Le nom proscription désignait jadis une mesure coercitive prise contre certaines personnes en période de troubles civils graves et, en particulier, désignait le bannissement pour menace à la sûreté de l’État, qui interdisait au proscrit l’accès du territoire français. Mais ce nom doit pour l’essentiel sa triste renommée au sens qu’il avait dans l’Antiquité romaine, quand il désignait la condamnation à mort de citoyens par le pouvoir, et ce, sans décision de justice, pour la simple raison qu’ils déplaisaient aux hommes alors à la tête de l’État. Cette condamnation était rendue publique et exécutoire par le simple affichage du nom des proscrits dans le Forum. Les plus célèbres et les plus tragiques de ces proscriptions sont celles qui furent commandées par Marius et Sylla. Aujourd’hui le mot proscrit désigne plus ordinairement une personne qui se voit refuser l’entrée d’un cercle, d’un salon etc.

La relégation était en France une peine supplémentaire appliquée à certains récidivistes après l’accomplissement de leur peine principale, qui leur imposait de résider définitivement sous l’autorité de l’administration pénitentiaire dans une colonie puis, à partir de 1939, dans un département de la métropole. Dans l’Antiquité, c’était une forme d’exil durant lequel le condamné était assigné à résidence sans perdre ses droits politiques et civils. Un des relégués les plus célèbres de l’Antiquité, Ovide, en rend compte dans les Tristes (II, 8), quand il écrit à Auguste : « Tu n’as pas confisqué mon patrimoine ; […] tu n’as pas fait décréter ma condamnation par un sénatus-consulte ; un tribunal spécial n’a pas prononcé mon exil, l’arrêt […] est sorti de ta bouche […]. En outre, l’édit, tout terrible et tout menaçant qu’il fût, est énoncé dans des termes pleins de douceur. Il ne dit pas que je suis exilé, mais relégué (Quippe relegatus, non exsul dicor in illo). »

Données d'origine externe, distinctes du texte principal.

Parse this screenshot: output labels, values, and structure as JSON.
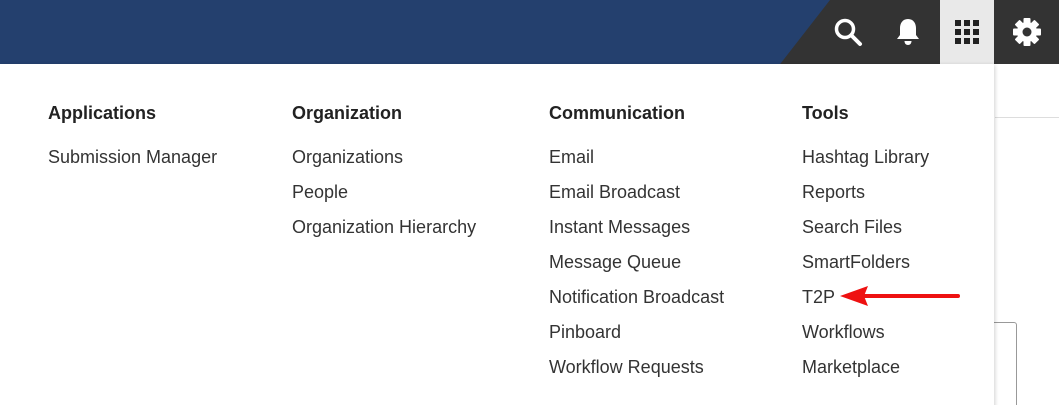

La relégation, liée à une décision de justice en France, dépendait dans l’Antiquité, on l’a vu, du pouvoir discrétionnaire du prince, mais elle conservait encore quelque apparence de légalité. Elle fut particulièrement utilisée dans l’Italie fasciste ; ainsi Carlo Levi fut relégué dans la région de Mezzogiorno, expérience dont il tira le sujet de son roman le Christ s’est arrêté à Eboli.